How We Invest

What is the power of an endowment to make a difference in community?

Every year, the Saskatoon Community Foundation supports a wide range of community projects and initiatives. In 2019, the foundation granted over $3.3 million for programming and initiatives on behalf of donors. Our role is to create a bridge for donors with charities to enable them to do their good work.

Donations are held in trust…in perpetuity. Endowments generate income that is used to make grants. Our board, staff, and investment committee efficiently manage an endowment of nearly $58 million, earning a net rate of return in the last ten years of over seven per cent. A portion of the income provides a steady stream of grants that will benefit Saskatoon for the future.

“Our role is to create a bridge for donors with charities to enable them to do their good work.” — CEO Carm Michalenko

What makes up the Pooled Investment Fund?

The fund is made up of donors’ endowed funds, agency endowed funds, and managed funds. Invested together as a larger pooled fund, the collective impact of the smaller funds is greater.

How is the Pooled Investment Fund invested?

The fund is invested following the Foundation’s Statement of Investment Principles and Statement of Investment Beliefs as per the Investment Committee and Board of Directors. The asset mix may include equities, bonds, mortgages, real estate, infrastructure, cash and short-term investments, and other investments.

How does the foundation make decisions on spending the Pooled Investment Fund?

The Board of Directors sets the Foundation’s granting rate annually, based on the Investment Committee’s recommendation. The aim is to protect the fund against inflation for long term community benefit, and provide stability in the granting amounts available for recipients.

What safeguards are in place to protect funds?

The Foundation’s Statement of Investment Principles outlines how funds are protected through performance measurement, rebalancing of the asset mix, reporting, and monitoring of the Investment Manager.

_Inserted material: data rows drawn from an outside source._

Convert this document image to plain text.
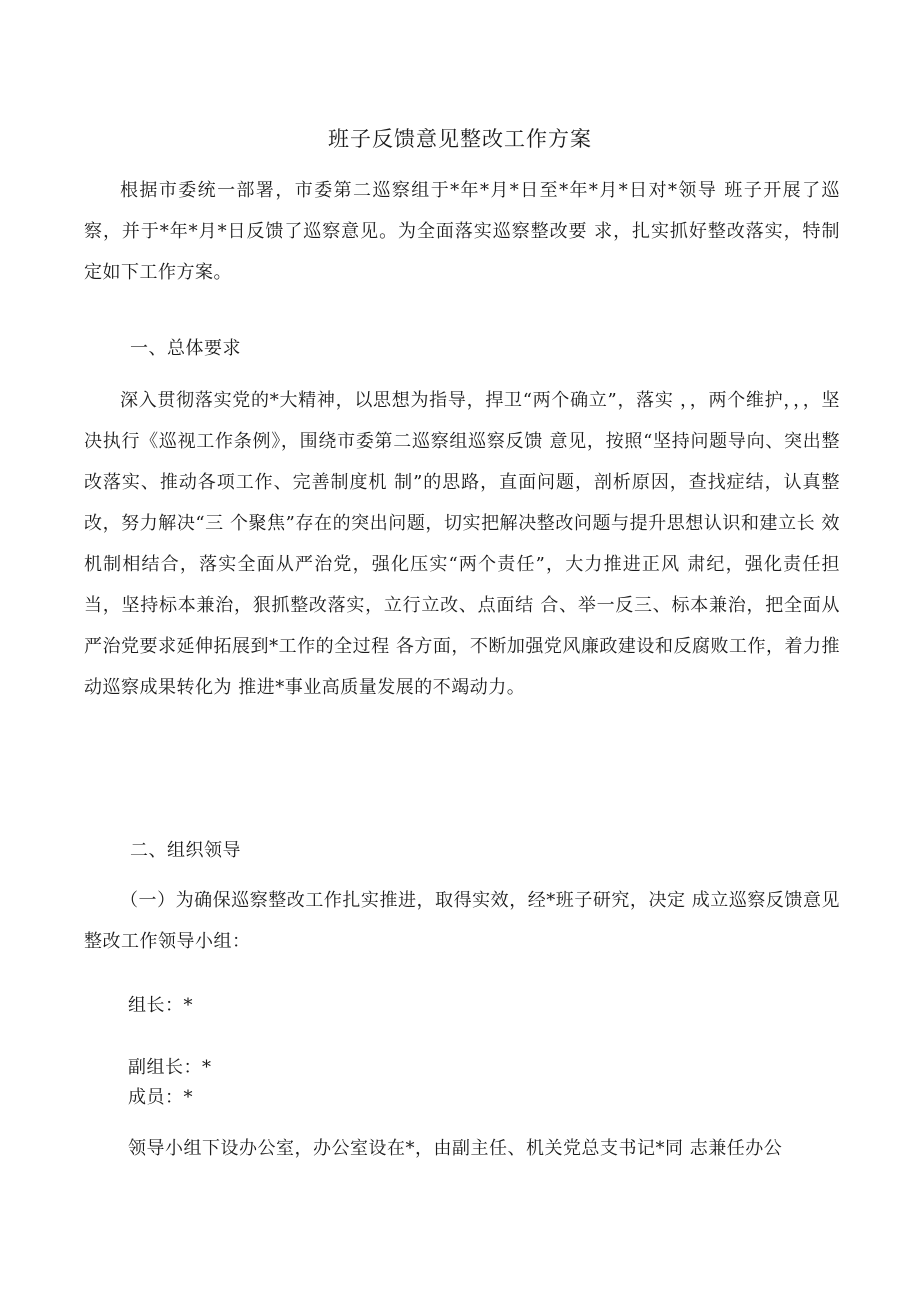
班子反馈意见整改工作方案

根据市委统一部署，市委第二巡察组于*年*月*日至*年*月*日对*领导 班子开展了巡察，并于*年*月*日反馈了巡察意见。为全面落实巡察整改要 求，扎实抓好整改落实，特制定如下工作方案。

一、总体要求

深入贯彻落实党的*大精神，以思想为指导，捍卫“两个确立”，落实 ，，两个维护，，，坚决执行《巡视工作条例》，围绕市委第二巡察组巡察反馈 意见，按照“坚持问题导向、突出整改落实、推动各项工作、完善制度机 制”的思路，直面问题，剖析原因，查找症结，认真整改，努力解决“三 个聚焦”存在的突出问题，切实把解决整改问题与提升思想认识和建立长 效机制相结合，落实全面从严治党，强化压实“两个责任”，大力推进正风 肃纪，强化责任担当，坚持标本兼治，狠抓整改落实，立行立改、点面结 合、举一反三、标本兼治，把全面从严治党要求延伸拓展到*工作的全过程 各方面，不断加强党风廉政建设和反腐败工作，着力推动巡察成果转化为 推进*事业高质量发展的不竭动力。

二、组织领导

（一）为确保巡察整改工作扎实推进，取得实效，经*班子研究，决定 成立巡察反馈意见整改工作领导小组：

组长：*

副组长：*

成员：*

领导小组下设办公室，办公室设在*，由副主任、机关党总支书记*同 志兼任办公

Our principles are defined in the Statement of Investment Beliefs:

  1. Good governance at all levels of Fund decision-making will improve Fund returns.
  2. Asset mix is the primary determinant of risk and return and is the most important investment decision.
  3. Tactical asset allocation at a Fund level is unlikely to improve results over the long term.
  4. Higher expected returns generally require an investor to assume more risk.
  5. Passive management may be a reasonable strategy to obtain market exposure in markets where the median active manager is unable to add value over the long term after costs.
  6. Active management may be a reasonable strategy in markets where the median active manager is able to add value over the long term after costs.
  7. Diversification can improve the risk-return profile of the Fund.
  8. Cost-conscious decision-making will improve long-term Fund results.
  9. Philosophy, process, people, and long-term performance are the key metrics for successful investment manager identification, retention, monitoring, and termination.
  10. Reactive decision-making based on short-term market conditions or performance can reduce Fund performance.
  11. Environmental, Social, and Governance (ESG) factors may impact corporate sustainability and profitability and are therefore relevant considerations for the Fund’s mandate managers.
  12. Currency movements will generally be neutral in terms of their impact on returns over the long term. However, currency risk can provide an additional source of diversification reducing Fund volatility.